What would you do to make housing affordable for everyone in Seattle?
Affordable housing is the City’s number one challenge right now. People are concerned that infrastructure investments aren’t keeping up with growth. New developments aren’t affordable for the workers that keep our city running—and the people who work here ought to be able to afford living here. We raised the bar on what it means to be a good employer with the $15 minimum wage and paid sick leave. Now it’s time to raise the bar on developers.
The solution, she believes, can’t be purely supply-side, as the market doesn’t guarantee affordability. But developers will need to work with the City as partners meet our goals.
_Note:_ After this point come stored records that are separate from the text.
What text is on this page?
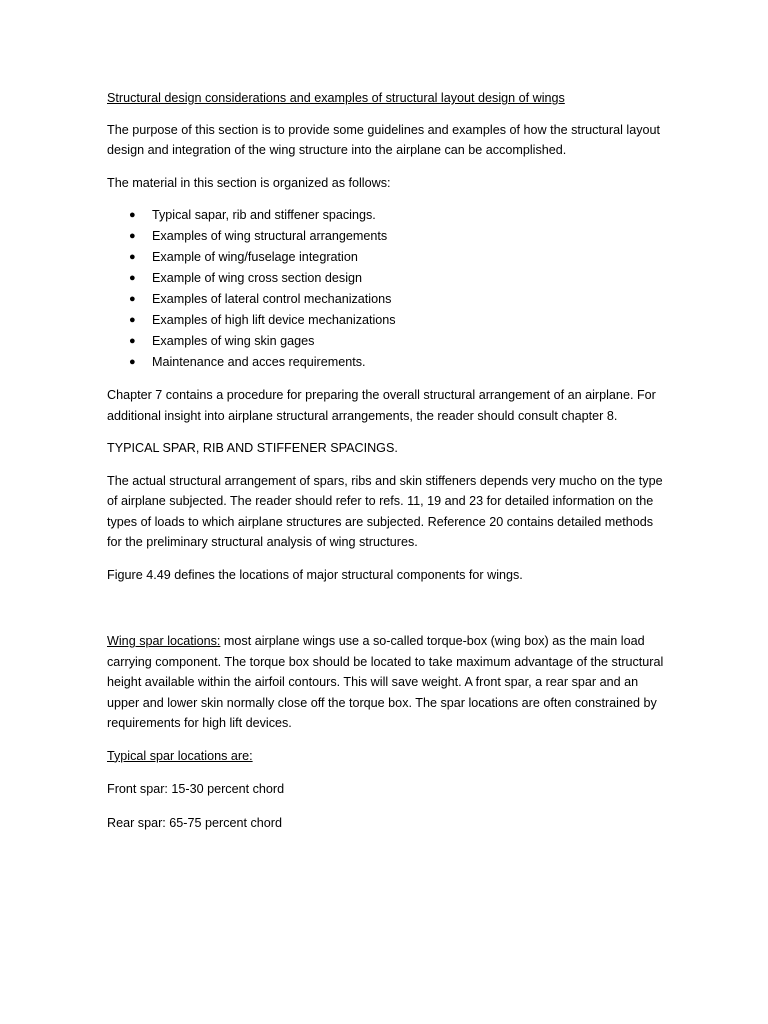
Structural design considerations and examples of structural layout design of wings

The purpose of this section is to provide some guidelines and examples of how the structural layout design and integration of the wing structure into the airplane can be accomplished.

The material in this section is organized as follows:

● Typical sapar, rib and stiffener spacings.
● Examples of wing structural arrangements
● Example of wing/fuselage integration
● Example of wing cross section design
● Examples of lateral control mechanizations
● Examples of high lift device mechanizations
● Examples of wing skin gages
● Maintenance and acces requirements.

Chapter 7 contains a procedure for preparing the overall structural arrangement of an airplane. For additional insight into airplane structural arrangements, the reader should consult chapter 8.

TYPICAL SPAR, RIB AND STIFFENER SPACINGS.

The actual structural arrangement of spars, ribs and skin stiffeners depends very mucho on the type of airplane subjected. The reader should refer to refs. 11, 19 and 23 for detailed information on the types of loads to which airplane structures are subjected. Reference 20 contains detailed methods for the preliminary structural analysis of wing structures.

Figure 4.49 defines the locations of major structural components for wings.

Wing spar locations: most airplane wings use a so-called torque-box (wing box) as the main load carrying component. The torque box should be located to take maximum advantage of the structural height available within the airfoil contours. This will save weight. A front spar, a rear spar and an upper and lower skin normally close off the torque box. The spar locations are often constrained by requirements for high lift devices.

Typical spar locations are:

Front spar: 15-30 percent chord

Rear spar: 65-75 percent chord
In terms of specific policy, Lisa strongly supports the linkage fee, the housing levy, and stronger renter protections like relocation assistance and the just-cause eviction ordinance. She wants the City to preserve the older housing stock that acts as “naturally affordable housing.” It can do so two ways: by directly buying older buildings to take them off the market, and by strengthening the rental housing inspection program to guarantee ongoing investments in buildings and dissuade owners from selling.
How does planning, transit policy, and development affect racial, social, and economic inequalities in our city? What policies and efforts can we make to combat these inequalities?
When the City doesn’t use planning, development happens in ways it can’t anticipate. Growth isn’t matched with investment, communities are poorly served, and economic disparities are exacerbated.
That’s why she and CM Licata asked staff to create a fifth alternative for the 2035 Comprehensive Plan modeled after Portland’s Displacement Vulnerability Index. This tool identified areas that are vulnerable to the redevelopment that causes displacement and creates strategies to counteract it.
Seattle’s Vision Zero plan aims to eliminate traffic deaths and serious injuries by 2030. Do you think that this target is achievable? Why or why not?
Vision Zero is achievable. To get there, we’ll need a target investment for the Pedestrian Master Plan, and we’ll need to reduce speeds on arterials and side streets (especially near schools and playgrounds). Lisa understands the issue personally after a coworker was killed on 35th
St Ave SW. That corridor will soon receive a road diet.
How best should the City accommodate the next 20 years of growth?
Planning and investment. She says no one has been against density–it’s like climate change, people get it. But they think the City isn’t doing a good job of managing growth. We will need people in the neighborhoods to be partners moving forward. She’s optimistic that the district system will help facilitate these changes by giving people a voice at City Hall.
What is the most important transportation project in your district?
The 35th Ave SW safety corridor project. People perceive it as a boundary between the two sides of West Seattle, so it holds a special significance. That’s why the City needs to get it right. If they can help people understand that a road diet will reduce congestion, if they give people the information to understand it, she’s optimistic they will support it. She also mentioned Lander Street and Fauntleroy as priority projects.
Ben is a Seattle area native, living with his husband downtown since 2013. He started in queer grassroots organizing in 2009 and quickly developed a love for all things political and wonky. When he’s not reading news articles, he can be found excitedly pointing out new buses or prime plots for redevelopment to his uninterested friends who really just want to get to dinner. Serving as the Policy and Legislative Affairs Director, Ben primarily writes about political issues.